Eran las siete de la mañana y la tempestad
había iniciado a las cuatro, por tal motivo, le decía el Capitán al Almirante,
las naves de Bluefields han sido retenidas en los muelles para evitar una
tragedia en la bahía enfurecida por el viento y la lluvia, y la corriente
furiosa que baja desde el río Escondido arrastrando todo los que encuentra a su
paso: ramas, troncos y árboles.
A su izquierda, en el fondo de sus manos, su
visor telescópico, el Capitán trataba de ver lo que acontecía en la fábrica de
barcos de fibra de vidrio, ubicada en el extremo sur del puerto y en las
orillas de la barra. La corriente de las aguas de la bahía se encontraba con la
furia del oleaje del mar y, en su encuentro, salpicaba con explosiones de más
de tres metros de agua que inundaba la explanada donde se exponían los barcos
construidos para equiparlos, previo a ser echados al mar, mientras los
trabajadores, en un va y viene, los fijaban con amarras.
“Almirante, se inunda el astillero”, dijo.
No tuvo respuesta. Deshizo su telescopio y
metió la cabeza. El Almirante se había dormido. Tomó la colcha y lo cubrió.

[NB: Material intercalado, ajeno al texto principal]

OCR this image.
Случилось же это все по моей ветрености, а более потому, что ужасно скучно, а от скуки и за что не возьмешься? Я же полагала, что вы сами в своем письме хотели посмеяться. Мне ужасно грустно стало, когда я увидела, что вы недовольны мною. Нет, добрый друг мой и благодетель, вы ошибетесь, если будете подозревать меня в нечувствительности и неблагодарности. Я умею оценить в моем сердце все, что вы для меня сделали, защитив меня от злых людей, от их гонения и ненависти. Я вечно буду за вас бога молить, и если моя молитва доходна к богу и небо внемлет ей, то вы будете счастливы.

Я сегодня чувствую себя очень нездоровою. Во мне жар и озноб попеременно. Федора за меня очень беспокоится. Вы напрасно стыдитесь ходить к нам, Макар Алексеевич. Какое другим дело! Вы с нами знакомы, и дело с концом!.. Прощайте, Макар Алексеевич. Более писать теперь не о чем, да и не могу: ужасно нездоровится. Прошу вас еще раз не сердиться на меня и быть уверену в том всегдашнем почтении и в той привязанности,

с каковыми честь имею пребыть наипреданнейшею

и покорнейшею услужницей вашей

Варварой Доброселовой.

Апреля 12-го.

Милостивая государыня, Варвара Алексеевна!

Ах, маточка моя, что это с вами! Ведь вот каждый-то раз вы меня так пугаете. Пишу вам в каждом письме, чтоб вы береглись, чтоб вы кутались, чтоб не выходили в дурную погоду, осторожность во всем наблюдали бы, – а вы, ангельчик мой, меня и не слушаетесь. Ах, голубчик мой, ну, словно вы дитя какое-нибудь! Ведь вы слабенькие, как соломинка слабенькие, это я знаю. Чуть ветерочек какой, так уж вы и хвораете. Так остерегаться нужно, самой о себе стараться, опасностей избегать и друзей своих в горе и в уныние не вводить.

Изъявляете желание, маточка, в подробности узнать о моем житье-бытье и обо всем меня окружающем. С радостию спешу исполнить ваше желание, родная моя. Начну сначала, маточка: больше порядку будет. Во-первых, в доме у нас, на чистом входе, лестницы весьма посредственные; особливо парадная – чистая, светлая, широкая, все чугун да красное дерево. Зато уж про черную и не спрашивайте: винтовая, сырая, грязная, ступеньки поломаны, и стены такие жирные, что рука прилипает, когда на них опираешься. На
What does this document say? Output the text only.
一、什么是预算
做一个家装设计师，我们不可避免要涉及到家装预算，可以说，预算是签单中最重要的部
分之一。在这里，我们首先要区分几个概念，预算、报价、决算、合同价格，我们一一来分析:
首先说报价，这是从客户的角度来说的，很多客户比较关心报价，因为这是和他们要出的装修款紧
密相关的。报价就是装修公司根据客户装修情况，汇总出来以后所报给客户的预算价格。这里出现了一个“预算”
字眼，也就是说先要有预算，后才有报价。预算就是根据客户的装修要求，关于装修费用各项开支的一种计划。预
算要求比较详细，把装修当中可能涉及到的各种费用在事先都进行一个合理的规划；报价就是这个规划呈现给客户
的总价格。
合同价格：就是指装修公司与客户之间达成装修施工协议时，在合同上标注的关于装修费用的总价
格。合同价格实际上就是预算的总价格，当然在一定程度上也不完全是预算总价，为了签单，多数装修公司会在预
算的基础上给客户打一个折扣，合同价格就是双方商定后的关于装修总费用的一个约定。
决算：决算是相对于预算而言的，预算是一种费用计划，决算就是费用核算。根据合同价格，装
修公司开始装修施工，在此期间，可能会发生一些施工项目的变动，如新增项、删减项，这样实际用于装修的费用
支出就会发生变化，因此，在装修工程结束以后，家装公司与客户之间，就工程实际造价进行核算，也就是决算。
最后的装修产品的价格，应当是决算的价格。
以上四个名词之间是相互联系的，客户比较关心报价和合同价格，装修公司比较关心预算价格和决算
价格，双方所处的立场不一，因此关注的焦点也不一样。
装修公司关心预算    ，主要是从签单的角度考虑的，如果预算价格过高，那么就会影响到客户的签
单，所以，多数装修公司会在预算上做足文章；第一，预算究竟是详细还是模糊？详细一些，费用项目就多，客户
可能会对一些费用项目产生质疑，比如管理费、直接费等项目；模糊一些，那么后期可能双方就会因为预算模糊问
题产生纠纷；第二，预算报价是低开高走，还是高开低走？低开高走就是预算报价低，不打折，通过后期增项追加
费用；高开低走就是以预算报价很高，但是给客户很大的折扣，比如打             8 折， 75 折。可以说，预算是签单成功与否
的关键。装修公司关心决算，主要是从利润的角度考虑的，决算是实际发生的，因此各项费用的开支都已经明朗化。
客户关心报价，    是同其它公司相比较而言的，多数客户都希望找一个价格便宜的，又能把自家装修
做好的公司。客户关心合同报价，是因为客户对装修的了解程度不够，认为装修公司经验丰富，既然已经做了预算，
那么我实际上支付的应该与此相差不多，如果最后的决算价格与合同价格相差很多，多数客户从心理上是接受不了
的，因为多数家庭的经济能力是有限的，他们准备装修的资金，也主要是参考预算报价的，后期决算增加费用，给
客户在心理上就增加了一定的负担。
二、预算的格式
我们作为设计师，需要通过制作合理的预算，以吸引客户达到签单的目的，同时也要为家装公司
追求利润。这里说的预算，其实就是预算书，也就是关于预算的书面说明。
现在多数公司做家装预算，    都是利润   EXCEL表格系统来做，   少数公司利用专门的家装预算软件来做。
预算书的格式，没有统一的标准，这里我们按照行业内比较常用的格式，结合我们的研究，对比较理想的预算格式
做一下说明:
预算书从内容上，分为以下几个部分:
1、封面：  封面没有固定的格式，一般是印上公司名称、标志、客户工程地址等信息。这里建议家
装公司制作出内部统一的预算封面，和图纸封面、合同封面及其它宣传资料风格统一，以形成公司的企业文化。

Desde el fondo de la casa escuchó un murmullo de voces. Era su abuela que
hablaba con la empleada del hogar y preparaban el desayuno. El aroma del café y
jamón frito inundaba la antesala y la cocina. En la habitación, a su derecha,
escuchó los movimientos de su abuelo.
Volvió a su puesto de observación. Reguló el
visor telescópico. Por un instante vio a sus padres que regresaban de
vacaciones. Sopló el visor y la imagen despareció. Los extrañaba, pero estaba
seguro que volverían pronto, según su abuela. “Faltan diez días para que
regresen”, les había dicho y mostraba el calendario marcado que mantenía
colgado en la pared de la cocina, a un lado del comedor.
Nuevamente movió el telescopio regulando la
imagen en dirección a la isla de Miss Lilian. Las olas reventaban en su orilla
pedregosa y los cocoteros se movían en un vaivén intenso por la fuerza del
viento. Más allá no tenía visión, era imposible, no miraba Half Way Cay ni el
cerro azulado de Bluefields.
Enfocó el muelle de la Texaco. A pesar de la
lluvia torrencial, desde el barco cisterna que estaba atracado, bombeaban
combustible hacia los tanques ubicados a un lado de la carretera en dirección
al comedor de las chinitas y las oficinas de la empresa Booth de Nicaragua. En
la cubierta del barco la tripulación se cubría con capotes de color amarillo y
calzaba botas de hule, tomándose con fuerza de las barandas y sogas de
seguridad que les permitían moverse. Arriba, en la cabina, el capitán del barco
con bandera panameña, supervisaba el bombeo y daba orientaciones mediante
gritos y señales. En el muelle de tablones caminaban varios operarios que
estaban atentos de las bombas y las llaves de pase del combustible.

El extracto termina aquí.